Ariadne infiltrates Cobb’s dreams which are filled with memories. He has discouraged architects from doing this as creation of new ideas is always more positive than complete duplication or destruction. The creation of the dream and the creation of Fischer’s new persona as his own man are mirrored in the constructed of dreamscape by the team and the filling of this world by Fischer’s mind. It is he himself who fills the safe with his own treasured memories and he turns against his own subconscious to create the idea by himself; it is only suggested by the team.
Cobb’s memories in his dreams are moments he regrets, and are represented by a lift with the basement floor which contains the memory of the night Mal died.
It transpires that Cobb and Mal dabbled in dream layers further than a third layer, where things become unstable. They fell into Limbo, an empty dream space shared by the dreamers alone, and became god-like in creation and destruction. In dream time they lived for fifty years and whilst Cobb yearned for reality, Limbo had become reality to Mal. She locked her totem in a doll’s house in her childhood home, representing her denial of the truth she still knew – this world wasn’t real. Cobb planted the idea in her mind that the world wasn’t real and the only way to get back home to reality was death.

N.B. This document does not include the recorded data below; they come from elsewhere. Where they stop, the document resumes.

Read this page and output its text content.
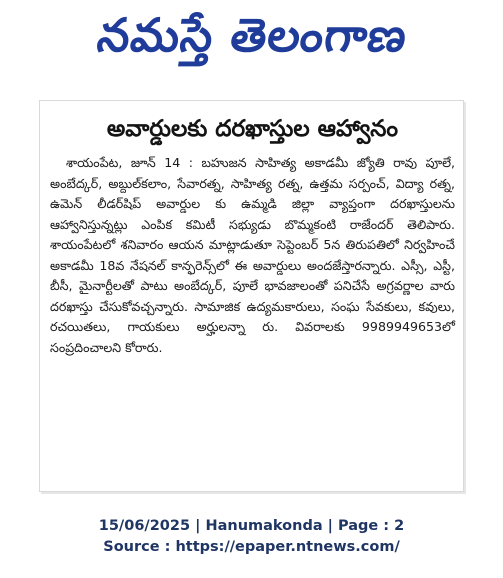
నమస్తే తెలంగాణ
అవార్డులకు దరఖాస్తుల ఆహ్వానం

శాయంపేట, జూన్ 14 : బహుజన సాహిత్య అకాడమీ జ్యోతి రావు పూలే, అంబేద్కర్, అబ్దుల్‌కలాం, సేవారత్న, సాహిత్య రత్న, ఉత్తమ సర్పంచ్, విద్యా రత్న, ఉమెన్ లీడర్‌షిప్ అవార్డుల కు ఉమ్మడి జిల్లా వ్యాప్తంగా దరఖాస్తులను ఆహ్వానిస్తున్నట్లు ఎంపిక కమిటీ సభ్యుడు బొమ్మకంటి రాజేందర్ తెలిపారు. శాయంపేటలో శనివారం ఆయన మాట్లాడుతూ సెప్టెంబర్ 5న తిరుపతిలో నిర్వహించే అకాడమీ 18వ నేషనల్ కాన్ఫరెన్స్‌లో ఈ అవార్డులు అందజేస్తారన్నారు. ఎస్సీ, ఎస్టీ, బీసీ, మైనార్టీలతో పాటు అంబేద్కర్, పూలే భావజాలంతో పనిచేసే అగ్రవర్ణాల వారు దరఖాస్తు చేసుకోవచ్చన్నారు. సామాజిక ఉద్యమకారులు, సంఘ సేవకులు, కవులు, రచయితలు, గాయకులు అర్హులన్నా రు. వివరాలకు 9989949653లో సంప్రదించాలని కోరారు.

15/06/2025 | Hanumakonda | Page : 2
Source : https://epaper.ntnews.com/
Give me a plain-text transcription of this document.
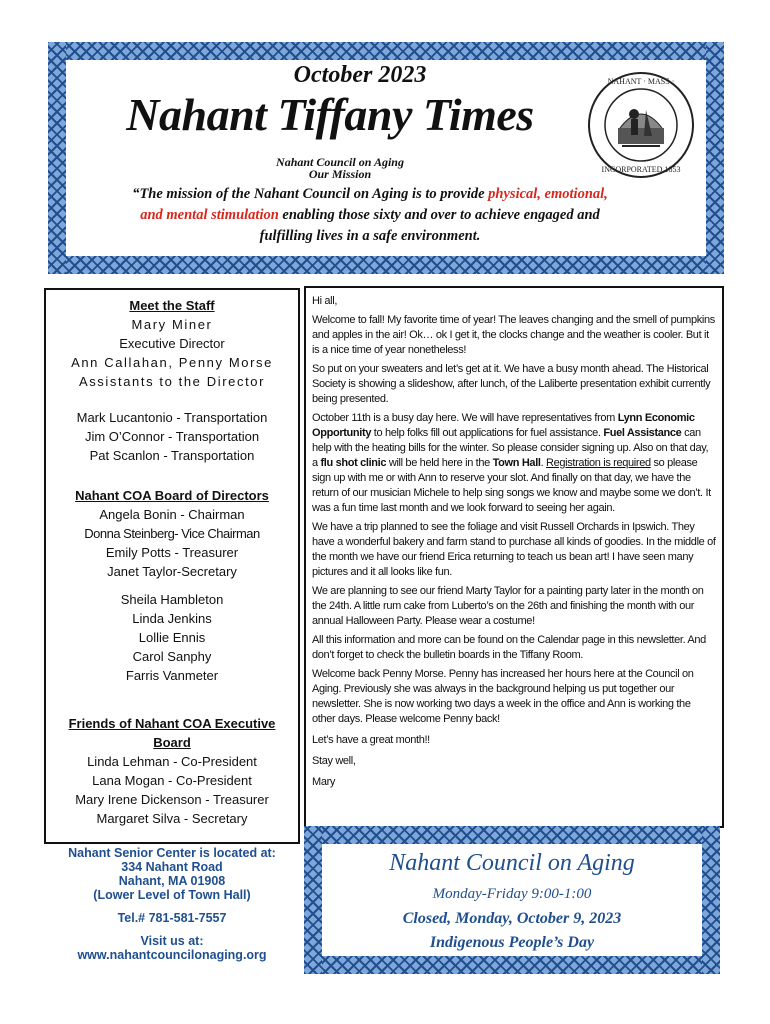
October 2023
Nahant Tiffany Times
Nahant Council on Aging
Our Mission
“The mission of the Nahant Council on Aging is to provide physical, emotional,
and mental stimulation enabling those sixty and over to achieve engaged and
fulfilling lives in a safe environment.
NAHANT · MASS ·
INCORPORATED 1853
Meet the Staff
Mary Miner
Executive Director
Ann Callahan, Penny Morse
Assistants to the Director
Mark Lucantonio - Transportation
Jim O’Connor - Transportation
Pat Scanlon - Transportation
Nahant COA Board of Directors
Angela Bonin - Chairman
Donna Steinberg- Vice Chairman
Emily Potts - Treasurer
Janet Taylor-Secretary
Sheila Hambleton
Linda Jenkins
Lollie Ennis
Carol Sanphy
Farris Vanmeter
Friends of Nahant COA Executive
Board
Linda Lehman - Co-President
Lana Mogan - Co-President
Mary Irene Dickenson - Treasurer
Margaret Silva - Secretary

Hi all,

Welcome to fall! My favorite time of year! The leaves changing and the smell of pumpkins and apples in the air! Ok… ok I get it, the clocks change and the weather is cooler. But it is a nice time of year nonetheless!

So put on your sweaters and let’s get at it. We have a busy month ahead. The Historical Society is showing a slideshow, after lunch, of the Laliberte presentation exhibit currently being presented.

October 11th is a busy day here. We will have representatives from Lynn Economic Opportunity to help folks fill out applications for fuel assistance. Fuel Assistance can help with the heating bills for the winter. So please consider signing up. Also on that day, a flu shot clinic will be held here in the Town Hall. Registration is required so please sign up with me or with Ann to reserve your slot. And finally on that day, we have the return of our musician Michele to help sing songs we know and maybe some we don’t. It was a fun time last month and we look forward to seeing her again.

We have a trip planned to see the foliage and visit Russell Orchards in Ipswich. They have a wonderful bakery and farm stand to purchase all kinds of goodies. In the middle of the month we have our friend Erica returning to teach us bean art! I have seen many pictures and it all looks like fun.

We are planning to see our friend Marty Taylor for a painting party later in the month on the 24th. A little rum cake from Luberto’s on the 26th and finishing the month with our annual Halloween Party. Please wear a costume!

All this information and more can be found on the Calendar page in this newsletter. And don’t forget to check the bulletin boards in the Tiffany Room.

Welcome back Penny Morse. Penny has increased her hours here at the Council on Aging. Previously she was always in the background helping us put together our newsletter. She is now working two days a week in the office and Ann is working the other days. Please welcome Penny back!

Let’s have a great month!!

Stay well,

Mary

Nahant Senior Center is located at:
334 Nahant Road
Nahant, MA 01908
(Lower Level of Town Hall)
Tel.# 781-581-7557
Visit us at:
www.nahantcouncilonaging.org
Nahant Council on Aging
Monday-Friday 9:00-1:00
Closed, Monday, October 9, 2023
Indigenous People’s Day
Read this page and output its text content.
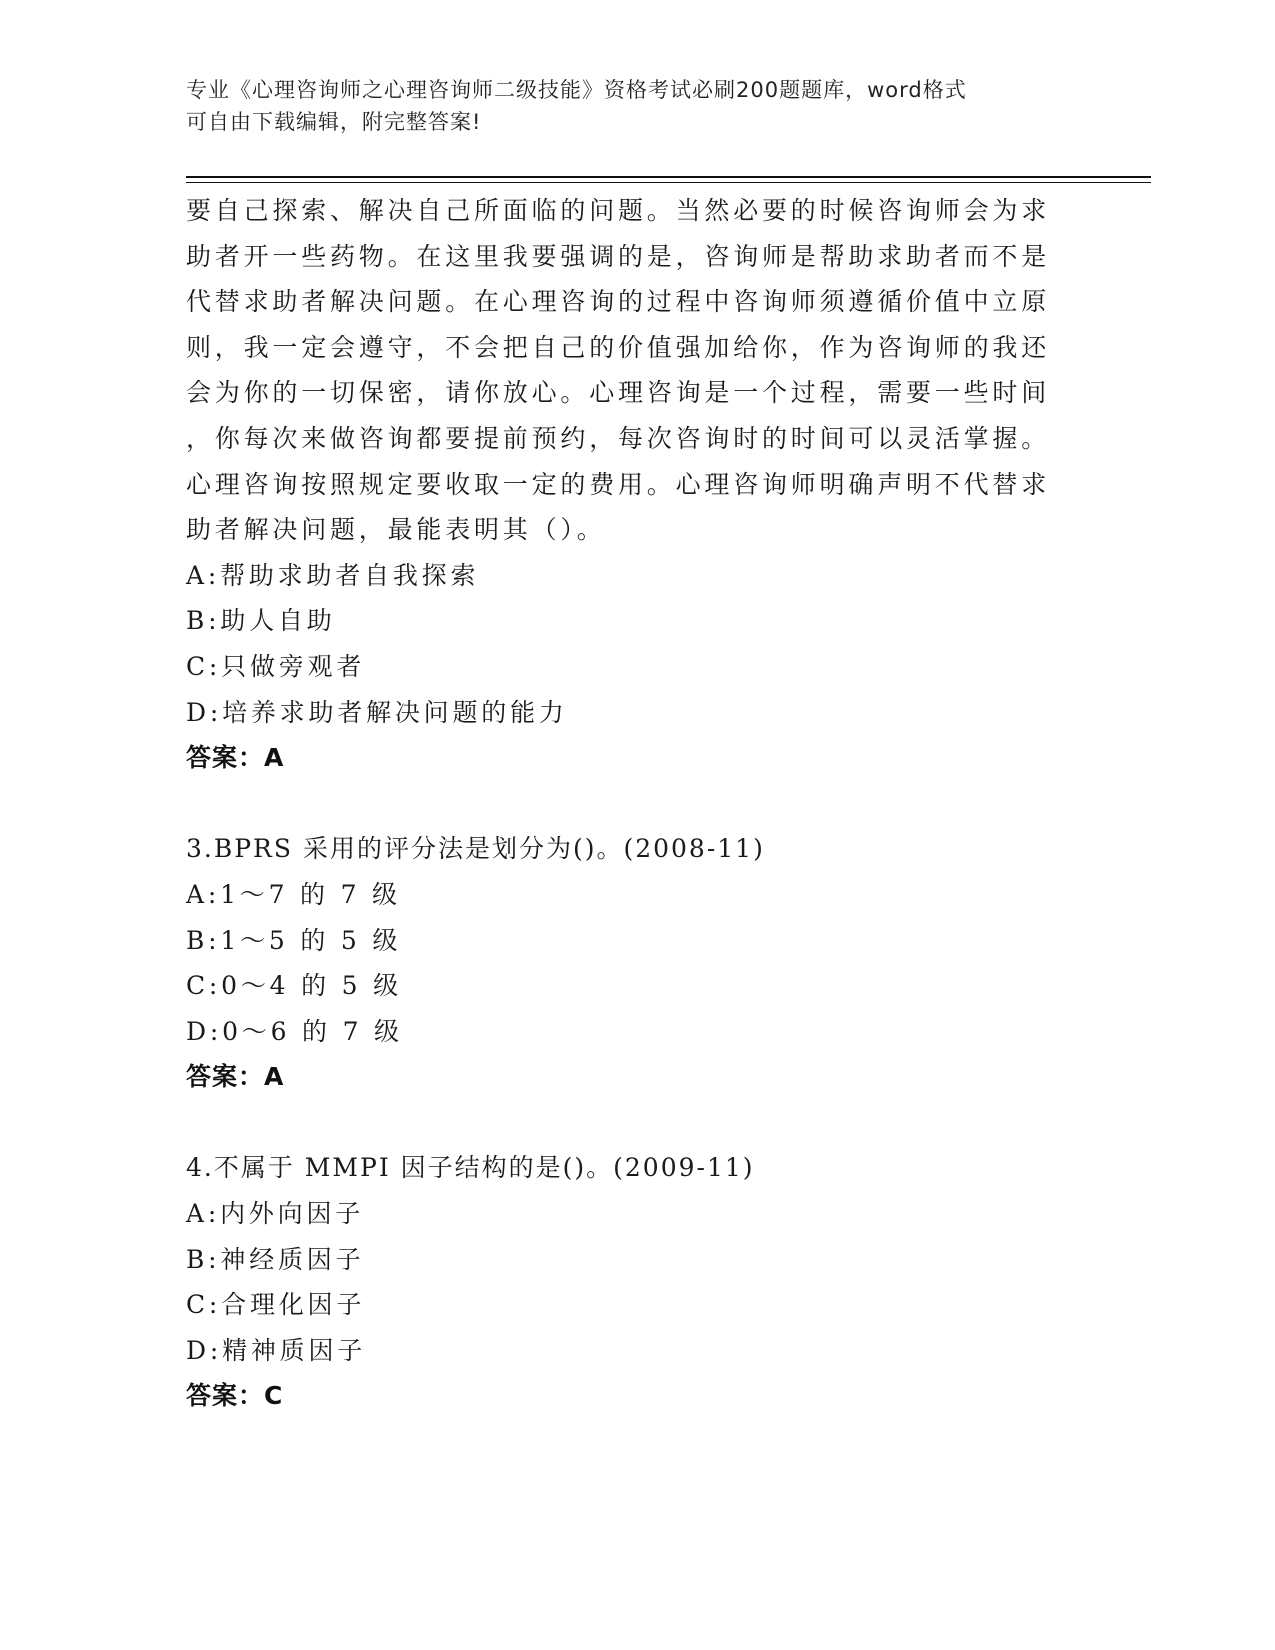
专业《心理咨询师之心理咨询师二级技能》资格考试必刷200题题库，word格式
可自由下载编辑，附完整答案!
要自己探索、解决自己所面临的问题。当然必要的时候咨询师会为求
助者开一些药物。在这里我要强调的是，咨询师是帮助求助者而不是
代替求助者解决问题。在心理咨询的过程中咨询师须遵循价值中立原
则，我一定会遵守，不会把自己的价值强加给你，作为咨询师的我还
会为你的一切保密，请你放心。心理咨询是一个过程，需要一些时间
，你每次来做咨询都要提前预约，每次咨询时的时间可以灵活掌握。
心理咨询按照规定要收取一定的费用。心理咨询师明确声明不代替求
助者解决问题，最能表明其（）。
A:帮助求助者自我探索
B:助人自助
C:只做旁观者
D:培养求助者解决问题的能力
答案：A
3.BPRS 采用的评分法是划分为()。(2008-11)
A:1～7 的 7 级
B:1～5 的 5 级
C:0～4 的 5 级
D:0～6 的 7 级
答案：A
4.不属于 MMPI 因子结构的是()。(2009-11)
A:内外向因子
B:神经质因子
C:合理化因子
D:精神质因子
答案：C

This idea of death as a release and the need to go ‘up above’ – as in dream layers – relates to ideas of the afterlife and a new reality. A ‘leap of faith’ is metaphorically and literally taken by all the characters and Cobb must act on his faith in reality.
Inception as a concept is seen at its most cruel and brutal here. Cobb feels responsible for planting this idea and when they woke in reality, old souls in young bodies, Mal still clung to the idea that the world wasn’t real and death was the only release. The projection Mal accuses him: “You infected my mind…you betrayed me”. Gripped by this idea, Mal legally and emotionally blackmailed Cobb to try and get him to commit suicide with her and return to ‘reality’. Cobb can finally lay his memories of his wife to rest, once he can let go of the fantasy of the dream and memory. He describes how his projection can never capture the flaws and perfections of the real woman, and as detailed as a dream is, it can never truly encapsulate the complexities of reality and people. This is the same way that inception, whilst the creation and planting of an idea, is never the same as true inspiration.
The film really is one of those that I keep coming back to. It’s themes are thought-provoking and I love anything that makes me explore the nature of dreams. Writing this article has made me realise how much more there is to explore. As Cobb would say, “It isn’t enough, we have to go deeper”.